The subject of this research is the proliferation of ‘non-places’, and the subsequent effects on contemporary public space. The ‘non-place’ defined by the anthropologist Marc Auge as “a space, which cannot be defined as relational, or historical, or concerned with identity (Auge, 78); the ‘non-place’ folds into itself the simultaneity of “all other real sites” and takes on ‘everything-ness’, creating a space that is other by subsequently taking on a ‘nothing-ness’ that consists of an equalization or neutralization of ‘everything-ness’ by shear volume. (Auge).

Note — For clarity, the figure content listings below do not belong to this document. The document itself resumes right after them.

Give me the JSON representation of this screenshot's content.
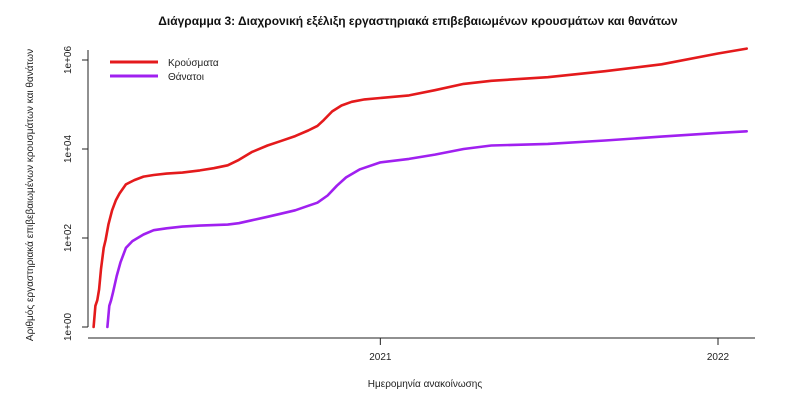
{
  "chart_data": {
    "type": "line",
    "title": "Διάγραμμα 3: Διαχρονική εξέλιξη εργαστηριακά επιβεβαιωμένων κρουσμάτων και θανάτων",
    "xlabel": "Ημερομηνία ανακοίνωσης",
    "ylabel": "Αριθμός εργαστηριακά επιβεβαιωμένων κρουσμάτων και θανάτων",
    "y_scale": "log",
    "ylim": [
      1,
      1000000
    ],
    "xlim": [
      "2020-02-20",
      "2022-02-10"
    ],
    "x_ticks": [
      {
        "date": "2021-01-01",
        "label": "2021"
      },
      {
        "date": "2022-01-01",
        "label": "2022"
      }
    ],
    "y_ticks": [
      {
        "value": 1,
        "label": "1e+00"
      },
      {
        "value": 100,
        "label": "1e+02"
      },
      {
        "value": 10000,
        "label": "1e+04"
      },
      {
        "value": 1000000,
        "label": "1e+06"
      }
    ],
    "legend_position": "top-left",
    "series": [
      {
        "name": "Κρούσματα",
        "color": "#e41a1c",
        "points": [
          [
            "2020-02-26",
            1
          ],
          [
            "2020-02-28",
            3
          ],
          [
            "2020-03-01",
            4
          ],
          [
            "2020-03-03",
            7
          ],
          [
            "2020-03-05",
            20
          ],
          [
            "2020-03-08",
            60
          ],
          [
            "2020-03-10",
            90
          ],
          [
            "2020-03-13",
            200
          ],
          [
            "2020-03-17",
            420
          ],
          [
            "2020-03-21",
            700
          ],
          [
            "2020-03-25",
            1000
          ],
          [
            "2020-04-01",
            1600
          ],
          [
            "2020-04-10",
            2000
          ],
          [
            "2020-04-20",
            2400
          ],
          [
            "2020-05-01",
            2600
          ],
          [
            "2020-05-15",
            2800
          ],
          [
            "2020-06-01",
            2950
          ],
          [
            "2020-06-20",
            3300
          ],
          [
            "2020-07-05",
            3700
          ],
          [
            "2020-07-20",
            4300
          ],
          [
            "2020-08-01",
            5700
          ],
          [
            "2020-08-15",
            8500
          ],
          [
            "2020-09-01",
            12000
          ],
          [
            "2020-09-15",
            15000
          ],
          [
            "2020-10-01",
            19500
          ],
          [
            "2020-10-15",
            26000
          ],
          [
            "2020-10-25",
            33000
          ],
          [
            "2020-11-01",
            45000
          ],
          [
            "2020-11-10",
            70000
          ],
          [
            "2020-11-20",
            95000
          ],
          [
            "2020-12-01",
            115000
          ],
          [
            "2020-12-15",
            130000
          ],
          [
            "2021-01-01",
            140000
          ],
          [
            "2021-02-01",
            160000
          ],
          [
            "2021-03-01",
            210000
          ],
          [
            "2021-04-01",
            290000
          ],
          [
            "2021-05-01",
            340000
          ],
          [
            "2021-07-01",
            410000
          ],
          [
            "2021-09-01",
            560000
          ],
          [
            "2021-11-01",
            800000
          ],
          [
            "2022-01-01",
            1400000
          ],
          [
            "2022-02-01",
            1800000
          ]
        ]
      },
      {
        "name": "Θάνατοι",
        "color": "#a020f0",
        "points": [
          [
            "2020-03-12",
            1
          ],
          [
            "2020-03-14",
            3
          ],
          [
            "2020-03-16",
            4
          ],
          [
            "2020-03-18",
            6
          ],
          [
            "2020-03-22",
            14
          ],
          [
            "2020-03-26",
            28
          ],
          [
            "2020-04-01",
            60
          ],
          [
            "2020-04-08",
            85
          ],
          [
            "2020-04-20",
            120
          ],
          [
            "2020-05-01",
            150
          ],
          [
            "2020-05-15",
            165
          ],
          [
            "2020-06-01",
            180
          ],
          [
            "2020-06-20",
            190
          ],
          [
            "2020-07-05",
            195
          ],
          [
            "2020-07-20",
            200
          ],
          [
            "2020-08-01",
            215
          ],
          [
            "2020-08-15",
            250
          ],
          [
            "2020-09-01",
            300
          ],
          [
            "2020-09-15",
            350
          ],
          [
            "2020-10-01",
            420
          ],
          [
            "2020-10-15",
            530
          ],
          [
            "2020-10-25",
            620
          ],
          [
            "2020-11-05",
            900
          ],
          [
            "2020-11-15",
            1500
          ],
          [
            "2020-11-25",
            2300
          ],
          [
            "2020-12-10",
            3500
          ],
          [
            "2021-01-01",
            5000
          ],
          [
            "2021-02-01",
            6000
          ],
          [
            "2021-03-01",
            7500
          ],
          [
            "2021-04-01",
            10000
          ],
          [
            "2021-05-01",
            12000
          ],
          [
            "2021-07-01",
            13000
          ],
          [
            "2021-09-01",
            15500
          ],
          [
            "2021-11-01",
            19000
          ],
          [
            "2022-01-01",
            23000
          ],
          [
            "2022-02-01",
            25000
          ]
        ]
      }
    ]
  }
}
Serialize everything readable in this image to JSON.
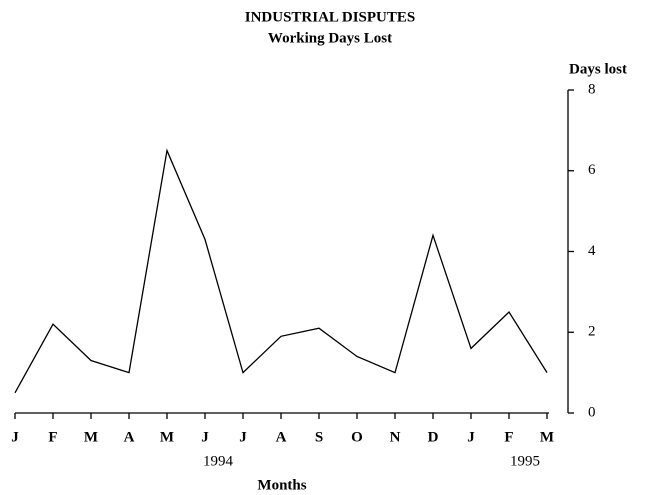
{
  "chart_data": {
    "type": "line",
    "title": "INDUSTRIAL DISPUTES",
    "subtitle": "Working Days Lost",
    "y_label": "Days lost",
    "x_label": "Months",
    "annotations": [
      "1994",
      "1995"
    ],
    "categories": [
      "J",
      "F",
      "M",
      "A",
      "M",
      "J",
      "J",
      "A",
      "S",
      "O",
      "N",
      "D",
      "J",
      "F",
      "M"
    ],
    "values": [
      0.5,
      2.2,
      1.3,
      1.0,
      6.5,
      4.3,
      1.0,
      1.9,
      2.1,
      1.4,
      1.0,
      4.4,
      1.6,
      2.5,
      1.0
    ],
    "color": "#000000",
    "ylim": [
      0,
      8
    ],
    "yticks": [
      0,
      2,
      4,
      6,
      8
    ],
    "grid": false
  }
}
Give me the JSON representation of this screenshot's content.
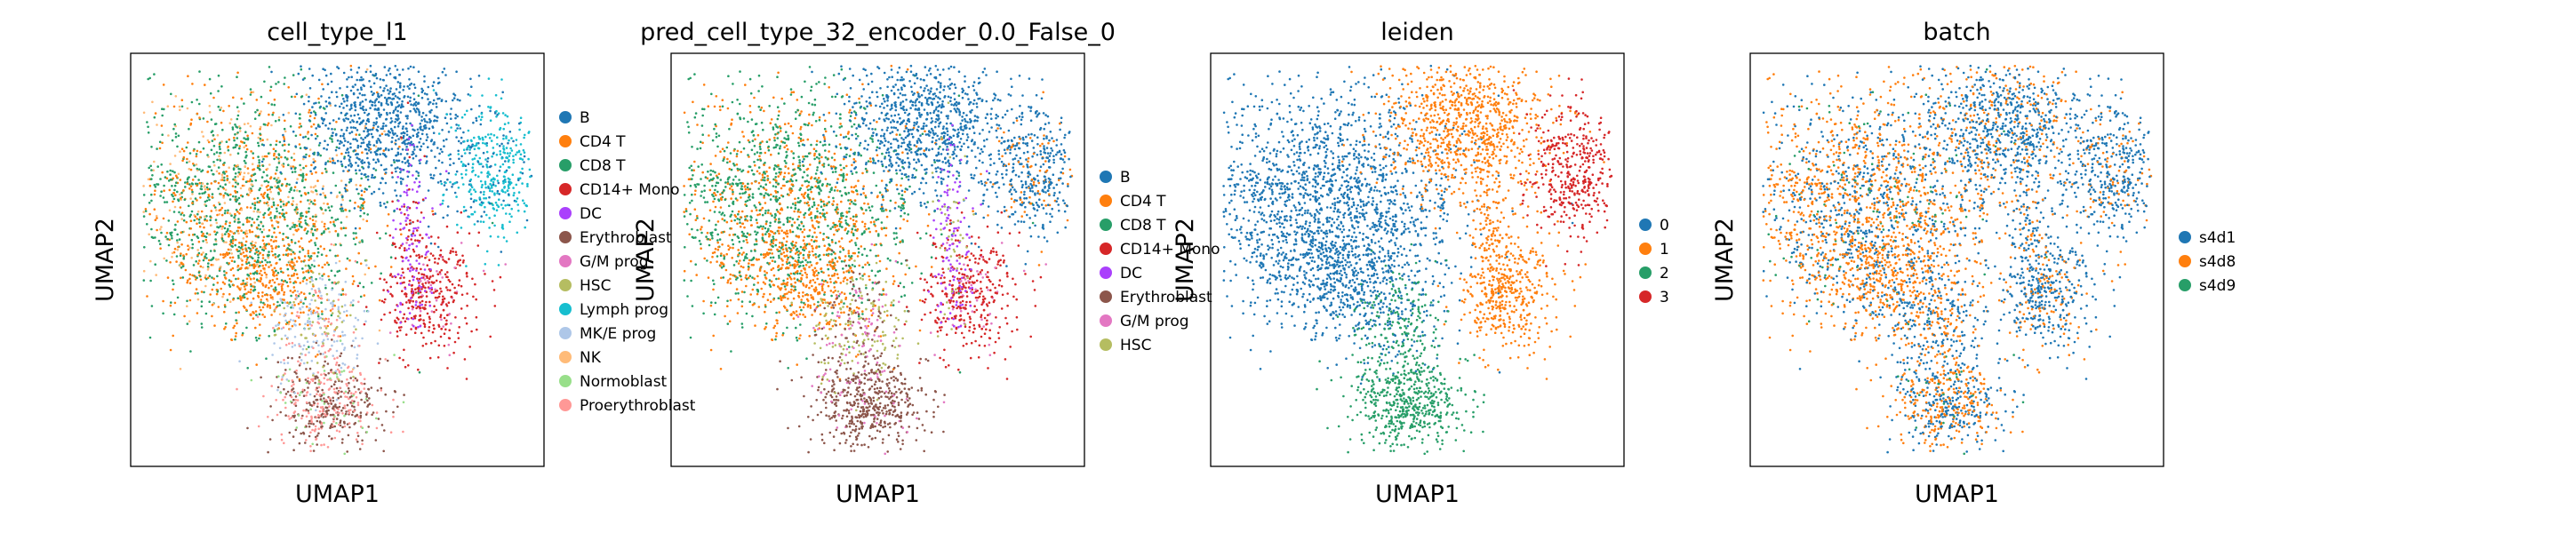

Spaces associated with transition are paramount examples of non-place. Full of ‘solitude and similitude’ the spaces we inhabit today create a society of individuals isolated together. This Individualization renders it difficult to ascribe stable reference to any civic meaning within the Non-Place. Unable to participate to a collective end, the individual does not contribute signification and thus “the public space [simply] becomes a derivative of movement” (Sennett, 14). The ‘silence’ within the non-place is an indication of the individual’s tendency to be mute and deaf towards a larger civic group. Each individual is permitted to do as he or she pleases, but the nonplace does not ‘hear’, or remember the intervention. The individual ignores non-place; and likewise non-place ignores the individual.
The networked extensions of space and locative media are beging to question how place and non-place relateto each other. Mobile computing and participatory media allow a re-contextualization of ‘non-places’ using network technology to create connections to an unsettled ‘Digital Ground’ composed of multiple subjective histories. Distributed collaboration and community emerge through shared actions and values rather than shared territory. Architecture in digital place necessities ‘synchronization in which process and duration are just as important as form.’ (Bouman, 1996) Now mobile and site specific computing allows inhabitants to (re)insert significance into the spaces of everyday life. The proliferation of locative-networkeddevices creates an informational interface to a hybrid public domain.
Place: In three vignettes:
Site specific computing is beginning to create place through a mapping of subjects. In three studies I begin to define this mediated place and define the underlying practices ans causal relationships significant to the context in which place as able to come about. The locative technologies working together begin to record a history of interaction and define a nuanced sense of place. In all of my studies what I am striving to create is a caring for place.